Bad ass? Fucking right, it was.

Here I am a few days post crash. I have bruises and cuts up and down my left leg. My right leg has only a few bruises.

As of today, I'm able to breathe fairly well; however, sneezing, couging laughing, opening windows, lifting anything.....pretty much hurts with a bruised sternum.

How did it happen? I have no idea. One minute I'm up. Then next minute I'm lying on the ground with aerobars lodged in my left boob.

You might think: Well, that pretty much SUCKS. You'd be right. Except for a few things.

First: I went to the bike shop. The service manager there knows me. He is the only one that works on my bike. When he found out what I did, he was awesome on so many levels. He checked out my bike, fixed what was necessary....and then (since he's a triathlete and all), he wrote this at the bottom of my receipt.

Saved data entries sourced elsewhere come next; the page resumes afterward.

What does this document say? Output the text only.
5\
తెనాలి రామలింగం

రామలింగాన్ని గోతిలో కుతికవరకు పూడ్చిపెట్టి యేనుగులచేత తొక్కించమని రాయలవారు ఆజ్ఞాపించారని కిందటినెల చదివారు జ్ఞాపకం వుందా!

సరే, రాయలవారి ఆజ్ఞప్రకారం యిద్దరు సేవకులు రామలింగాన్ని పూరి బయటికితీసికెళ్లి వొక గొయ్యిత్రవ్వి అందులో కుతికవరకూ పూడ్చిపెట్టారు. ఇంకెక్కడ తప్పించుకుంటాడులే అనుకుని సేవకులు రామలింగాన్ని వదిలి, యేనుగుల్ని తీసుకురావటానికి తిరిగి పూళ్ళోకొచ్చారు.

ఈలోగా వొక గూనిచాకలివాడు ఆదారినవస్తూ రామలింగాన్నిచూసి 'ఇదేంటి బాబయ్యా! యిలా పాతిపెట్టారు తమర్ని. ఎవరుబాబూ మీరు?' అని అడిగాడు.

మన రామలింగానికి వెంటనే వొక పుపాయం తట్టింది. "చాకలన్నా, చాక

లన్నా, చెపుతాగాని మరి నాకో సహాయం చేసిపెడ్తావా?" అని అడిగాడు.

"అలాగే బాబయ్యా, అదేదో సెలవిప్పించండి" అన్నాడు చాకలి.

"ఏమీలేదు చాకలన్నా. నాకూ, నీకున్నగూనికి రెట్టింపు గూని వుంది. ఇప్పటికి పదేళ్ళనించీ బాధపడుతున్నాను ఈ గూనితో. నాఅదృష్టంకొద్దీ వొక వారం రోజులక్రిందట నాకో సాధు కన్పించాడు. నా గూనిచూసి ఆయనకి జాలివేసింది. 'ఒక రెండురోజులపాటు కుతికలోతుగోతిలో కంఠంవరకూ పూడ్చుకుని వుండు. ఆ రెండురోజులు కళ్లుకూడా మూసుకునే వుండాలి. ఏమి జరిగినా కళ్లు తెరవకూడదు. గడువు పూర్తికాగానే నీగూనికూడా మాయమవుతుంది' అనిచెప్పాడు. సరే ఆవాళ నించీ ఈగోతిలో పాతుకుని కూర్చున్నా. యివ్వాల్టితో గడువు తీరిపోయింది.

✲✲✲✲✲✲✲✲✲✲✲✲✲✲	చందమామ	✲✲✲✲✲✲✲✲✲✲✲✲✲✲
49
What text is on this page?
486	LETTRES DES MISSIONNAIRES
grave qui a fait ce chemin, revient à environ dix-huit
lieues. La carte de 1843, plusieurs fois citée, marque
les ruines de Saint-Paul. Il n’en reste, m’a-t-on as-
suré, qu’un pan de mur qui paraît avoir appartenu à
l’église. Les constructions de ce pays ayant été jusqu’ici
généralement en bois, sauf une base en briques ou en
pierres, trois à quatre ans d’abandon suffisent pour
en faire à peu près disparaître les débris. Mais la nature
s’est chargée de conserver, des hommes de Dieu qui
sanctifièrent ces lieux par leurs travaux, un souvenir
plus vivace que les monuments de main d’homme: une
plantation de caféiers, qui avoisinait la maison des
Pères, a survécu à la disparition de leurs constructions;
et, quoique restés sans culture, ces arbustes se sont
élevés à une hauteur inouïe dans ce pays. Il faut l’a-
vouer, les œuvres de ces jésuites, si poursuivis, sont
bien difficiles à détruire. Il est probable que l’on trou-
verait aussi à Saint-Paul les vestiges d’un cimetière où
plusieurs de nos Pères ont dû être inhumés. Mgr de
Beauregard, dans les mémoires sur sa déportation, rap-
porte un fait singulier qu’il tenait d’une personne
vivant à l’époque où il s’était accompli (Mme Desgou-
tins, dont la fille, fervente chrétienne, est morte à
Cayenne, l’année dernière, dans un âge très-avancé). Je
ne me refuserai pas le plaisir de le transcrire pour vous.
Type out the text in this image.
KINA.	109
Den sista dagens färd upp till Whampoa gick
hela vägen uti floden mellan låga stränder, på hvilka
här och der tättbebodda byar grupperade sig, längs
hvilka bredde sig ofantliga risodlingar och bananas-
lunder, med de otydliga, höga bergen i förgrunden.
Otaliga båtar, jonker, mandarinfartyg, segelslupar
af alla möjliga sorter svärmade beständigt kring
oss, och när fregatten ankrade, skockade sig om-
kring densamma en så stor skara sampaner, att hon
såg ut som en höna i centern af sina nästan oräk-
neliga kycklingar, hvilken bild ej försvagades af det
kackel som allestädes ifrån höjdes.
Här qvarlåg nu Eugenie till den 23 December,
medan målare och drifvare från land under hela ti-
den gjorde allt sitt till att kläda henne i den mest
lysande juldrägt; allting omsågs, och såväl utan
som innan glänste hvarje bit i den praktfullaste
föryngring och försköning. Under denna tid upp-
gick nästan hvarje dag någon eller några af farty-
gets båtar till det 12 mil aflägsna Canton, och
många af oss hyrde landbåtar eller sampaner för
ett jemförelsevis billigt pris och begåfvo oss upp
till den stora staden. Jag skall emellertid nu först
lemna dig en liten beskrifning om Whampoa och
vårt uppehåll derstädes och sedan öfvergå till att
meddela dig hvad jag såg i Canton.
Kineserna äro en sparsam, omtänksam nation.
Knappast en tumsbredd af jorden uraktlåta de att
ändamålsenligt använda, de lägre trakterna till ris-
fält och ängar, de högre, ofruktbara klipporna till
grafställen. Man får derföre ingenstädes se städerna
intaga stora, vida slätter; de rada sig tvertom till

Not only did he do that, but since I'm unable to move very well, he brought my bike out for me.

Of course, he also left me a smart ass voicemail that made me laugh. Did I mention how much it hurts to laugh?

Oh. I'll get even with that one.

Second: I attempted a swim on Monday. I knew it was really going to hurt. Immediately, I realized that there were a few things that were absolutely OUT of the question: fly, breast stroke, flip turns and using paddles.

I could barely get enough air and had to go extremely slow.

Then, I discovered something pretty amazing. If I used the best form that I could, I could swim minimizing the pain. AND, if I used the pull buoy, it kept my body in perfect form and made the swim hurt even less. I swam 1500m that day at a 3:00/100m pace.

I swam again today. Flip turns, A-OK. Using paddles: A-OK. I'm not yet to the point where I can trust fly or breast stroke, but that's a really small issue. I'm not quite able to sprint or even go particularly hard, but I could swim today with minimal pain & considerably less than Monday.

I realized that as unfortunate as the crash was, I'm going to be a better swimmer because of it. In order to minimize my discomfort, I have to focus 100% on my form.

Sometimes, we have to slow down in order to go faster.

That's pretty damn cool.

Tomorrow, I'm back on the bike for some hill repeats and a time trial.

I think I'll get a BAD ASS BITCH tattoo.

Friday, May 2, 2014

Less than perfection is perfect

I was going to write about this topic in regards to training. Then, I realized that it's so true in every way.

For training, I have this lovely training plan. The plan outlines everything that I'm supposed to do. It's neat, clean & organized.

But, life is not neat, clean & organized. That training plan is the ideal. It's what can happen if I lived in a vacuum. I don't. Sometimes I miss a workout. Sometimes, they don't go as planned. Sometimes, I screw up my fueling. Sometimes, I don't eat enough the day before. Sometimes work gets in the way. Sometimes, I have to handle family issues or scheduling conflicts.

When you've been doing this for awhile, you learn this very quickly. Something goes wrong or not according to plan, and you just keep moving. Don't worry about it. Keep moving forward.

I was in the pool, on my own because I couldn't make it to masters, and I thought about people that I know. The reason I love them is because of all their quirky little things. I love this person because he's stubborn and this person because of her biting sarcasm and this person because of her brutal honesty and this one because of her dark sense of humor.

I love people who are human and don't put on some kind of act. I've always preferred when people be themselves. Maybe you're 10lbs heavier than you want to be. Maybe you have more gray hair than you want. Maybe you have more than your share of wrinkles. Those are the things that I love about my friends.

That's what I find most attractive in people: they are who they are.

They are perfect because of their imperfections.